Ferdinand August Rojahn (1822-1900) was a German-born organist, violinist and conductor.

==Life and career==
The son of Johan Friedrich Gottlieb Rojahn and Dorothea Schunnemann Rojahn, Ferdinand August Rojahn was born in Bad Gandersheim, Germany in 1822. He was educated as a musician in the cities of Hildesheim and Hamburg. In the latter city he was a pupil of Carl Schwencke, the son of Christian Friedrich Gottlieb Schwencke.

In 1841 Rojahn joined the Harz-Verein, a German orchestra which traveled to Norway and performed more than 340 concerts on tour in that nation in 1840-1841. That orchestra settled into residency at the Christiania Theatre where Rojahn was employed as a conductor of operas. In addition to conducting he also played in the orchestra at that theatre from 1841-1845.
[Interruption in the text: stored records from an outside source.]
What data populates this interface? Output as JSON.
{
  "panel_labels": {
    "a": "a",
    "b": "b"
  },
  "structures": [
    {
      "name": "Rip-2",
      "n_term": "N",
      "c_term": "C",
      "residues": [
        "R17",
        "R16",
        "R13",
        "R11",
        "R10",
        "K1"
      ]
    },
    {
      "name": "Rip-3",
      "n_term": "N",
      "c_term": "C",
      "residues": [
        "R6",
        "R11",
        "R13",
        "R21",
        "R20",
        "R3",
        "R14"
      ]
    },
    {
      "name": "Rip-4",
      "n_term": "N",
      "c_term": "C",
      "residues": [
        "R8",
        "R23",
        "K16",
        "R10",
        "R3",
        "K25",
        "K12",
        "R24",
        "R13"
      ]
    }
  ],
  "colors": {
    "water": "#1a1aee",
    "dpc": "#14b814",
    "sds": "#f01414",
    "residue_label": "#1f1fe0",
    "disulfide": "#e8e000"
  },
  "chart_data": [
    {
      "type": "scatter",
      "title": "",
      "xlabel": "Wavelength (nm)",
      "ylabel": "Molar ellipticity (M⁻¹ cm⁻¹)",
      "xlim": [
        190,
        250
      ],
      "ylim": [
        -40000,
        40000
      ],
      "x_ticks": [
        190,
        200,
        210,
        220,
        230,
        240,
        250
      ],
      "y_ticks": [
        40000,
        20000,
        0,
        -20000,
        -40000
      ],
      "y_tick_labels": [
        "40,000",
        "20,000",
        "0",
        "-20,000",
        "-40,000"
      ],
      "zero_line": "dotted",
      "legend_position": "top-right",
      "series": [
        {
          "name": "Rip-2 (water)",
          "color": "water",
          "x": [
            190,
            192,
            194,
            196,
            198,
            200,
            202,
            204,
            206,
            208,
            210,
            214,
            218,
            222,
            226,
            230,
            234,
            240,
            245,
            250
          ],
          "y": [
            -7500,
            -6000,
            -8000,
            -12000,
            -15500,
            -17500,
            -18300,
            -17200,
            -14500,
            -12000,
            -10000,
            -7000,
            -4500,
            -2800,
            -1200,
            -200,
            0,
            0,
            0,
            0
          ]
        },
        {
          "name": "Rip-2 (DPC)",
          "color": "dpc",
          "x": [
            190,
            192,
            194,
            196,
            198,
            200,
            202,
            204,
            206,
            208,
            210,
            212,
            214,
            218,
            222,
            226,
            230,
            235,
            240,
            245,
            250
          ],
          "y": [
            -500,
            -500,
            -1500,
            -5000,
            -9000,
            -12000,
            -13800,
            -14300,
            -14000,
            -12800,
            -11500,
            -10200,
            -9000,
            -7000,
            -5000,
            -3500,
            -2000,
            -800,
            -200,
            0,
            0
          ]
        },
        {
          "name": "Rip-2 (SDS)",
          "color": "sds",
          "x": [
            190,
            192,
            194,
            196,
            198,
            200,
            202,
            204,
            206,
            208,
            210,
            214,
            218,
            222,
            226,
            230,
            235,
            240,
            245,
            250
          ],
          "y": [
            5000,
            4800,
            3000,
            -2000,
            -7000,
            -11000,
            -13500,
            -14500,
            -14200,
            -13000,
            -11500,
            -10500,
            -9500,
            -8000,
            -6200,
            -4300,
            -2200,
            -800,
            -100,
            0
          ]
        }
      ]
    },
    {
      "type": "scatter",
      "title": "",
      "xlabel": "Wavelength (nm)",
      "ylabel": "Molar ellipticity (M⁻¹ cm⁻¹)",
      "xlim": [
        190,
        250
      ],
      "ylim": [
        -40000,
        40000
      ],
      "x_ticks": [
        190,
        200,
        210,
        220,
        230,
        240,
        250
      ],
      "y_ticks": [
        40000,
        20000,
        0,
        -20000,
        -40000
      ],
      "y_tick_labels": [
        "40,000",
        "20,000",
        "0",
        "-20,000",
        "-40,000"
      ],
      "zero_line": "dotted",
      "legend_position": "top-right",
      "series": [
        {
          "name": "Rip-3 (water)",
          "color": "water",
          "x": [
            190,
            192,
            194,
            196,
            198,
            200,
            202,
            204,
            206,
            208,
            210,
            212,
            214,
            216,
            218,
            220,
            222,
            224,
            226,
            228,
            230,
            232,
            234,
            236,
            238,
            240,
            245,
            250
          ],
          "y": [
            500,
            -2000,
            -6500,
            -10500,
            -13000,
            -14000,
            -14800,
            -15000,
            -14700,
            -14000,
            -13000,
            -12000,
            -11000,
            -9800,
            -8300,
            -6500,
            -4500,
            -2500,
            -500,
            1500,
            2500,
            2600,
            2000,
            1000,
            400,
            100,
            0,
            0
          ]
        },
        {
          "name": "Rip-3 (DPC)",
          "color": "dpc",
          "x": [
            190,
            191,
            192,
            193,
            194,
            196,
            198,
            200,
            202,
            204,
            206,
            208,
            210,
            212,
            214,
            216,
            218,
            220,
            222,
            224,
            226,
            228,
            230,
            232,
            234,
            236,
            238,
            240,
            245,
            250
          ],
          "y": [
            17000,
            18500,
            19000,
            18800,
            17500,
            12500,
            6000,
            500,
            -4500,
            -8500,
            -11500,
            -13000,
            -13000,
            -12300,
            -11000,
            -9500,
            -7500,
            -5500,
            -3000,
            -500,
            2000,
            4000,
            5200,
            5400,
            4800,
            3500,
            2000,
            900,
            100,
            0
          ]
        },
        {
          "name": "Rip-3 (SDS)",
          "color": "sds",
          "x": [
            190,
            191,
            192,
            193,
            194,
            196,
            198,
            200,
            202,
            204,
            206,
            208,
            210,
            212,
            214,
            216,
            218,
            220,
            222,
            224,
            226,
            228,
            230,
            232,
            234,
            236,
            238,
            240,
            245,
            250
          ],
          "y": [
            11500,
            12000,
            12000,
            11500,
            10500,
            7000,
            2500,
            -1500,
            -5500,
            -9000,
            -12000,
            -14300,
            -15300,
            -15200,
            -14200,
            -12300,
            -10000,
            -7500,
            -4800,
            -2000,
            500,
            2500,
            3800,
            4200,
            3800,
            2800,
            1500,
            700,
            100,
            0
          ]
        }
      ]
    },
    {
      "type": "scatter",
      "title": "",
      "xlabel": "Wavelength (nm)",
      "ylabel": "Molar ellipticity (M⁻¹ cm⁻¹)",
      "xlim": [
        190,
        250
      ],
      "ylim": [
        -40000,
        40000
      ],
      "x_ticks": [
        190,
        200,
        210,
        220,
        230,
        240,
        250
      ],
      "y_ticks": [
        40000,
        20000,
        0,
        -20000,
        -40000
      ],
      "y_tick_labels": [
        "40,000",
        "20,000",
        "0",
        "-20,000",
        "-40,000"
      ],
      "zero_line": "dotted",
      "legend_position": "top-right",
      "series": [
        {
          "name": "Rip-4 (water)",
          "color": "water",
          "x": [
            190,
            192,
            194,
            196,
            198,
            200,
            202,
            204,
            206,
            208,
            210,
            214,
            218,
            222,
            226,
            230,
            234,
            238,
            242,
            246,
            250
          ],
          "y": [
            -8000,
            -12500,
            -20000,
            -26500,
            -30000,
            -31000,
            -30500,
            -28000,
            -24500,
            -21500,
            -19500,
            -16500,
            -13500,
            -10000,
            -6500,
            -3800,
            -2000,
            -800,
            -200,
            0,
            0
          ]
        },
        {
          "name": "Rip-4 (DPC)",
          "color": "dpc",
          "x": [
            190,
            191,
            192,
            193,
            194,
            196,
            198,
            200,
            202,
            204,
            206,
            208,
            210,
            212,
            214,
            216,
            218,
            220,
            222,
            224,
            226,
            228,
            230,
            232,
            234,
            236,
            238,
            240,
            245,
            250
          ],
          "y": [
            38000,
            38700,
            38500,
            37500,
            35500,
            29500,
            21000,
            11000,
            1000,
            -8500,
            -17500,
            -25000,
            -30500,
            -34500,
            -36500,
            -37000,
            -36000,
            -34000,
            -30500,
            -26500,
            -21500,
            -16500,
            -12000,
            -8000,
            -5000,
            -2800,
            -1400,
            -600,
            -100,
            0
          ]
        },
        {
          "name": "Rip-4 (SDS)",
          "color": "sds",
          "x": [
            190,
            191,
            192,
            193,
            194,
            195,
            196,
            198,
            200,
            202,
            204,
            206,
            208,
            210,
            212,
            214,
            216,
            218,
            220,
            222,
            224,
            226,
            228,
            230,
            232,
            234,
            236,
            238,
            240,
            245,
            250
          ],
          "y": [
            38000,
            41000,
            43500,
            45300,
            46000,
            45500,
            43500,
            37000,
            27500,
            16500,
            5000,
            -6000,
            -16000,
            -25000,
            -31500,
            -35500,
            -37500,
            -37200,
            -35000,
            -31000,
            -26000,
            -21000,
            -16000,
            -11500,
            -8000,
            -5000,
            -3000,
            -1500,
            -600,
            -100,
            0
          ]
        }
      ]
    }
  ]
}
Rojahn was employed by the city of Fredrikstad as a town musician from 1845-1853. He was a violin and piano teacher to the Norwegian composer, violinist and conductor Sigurd Lie (born 1871). He taught Lie while serving as organist at the Kristiansand Cathedral; a post he held in 1853-1854. He was principal conductor of Musikselskabet Harmonien (which later became the Bergen Philharmonic Orchestra) from 1856 until 1859.

In 1859 Rojahn married to Birgitte Cornelia Gulbrandsen (1839-1927). They had 8 children; two of which became professional musicians. He died in 1900.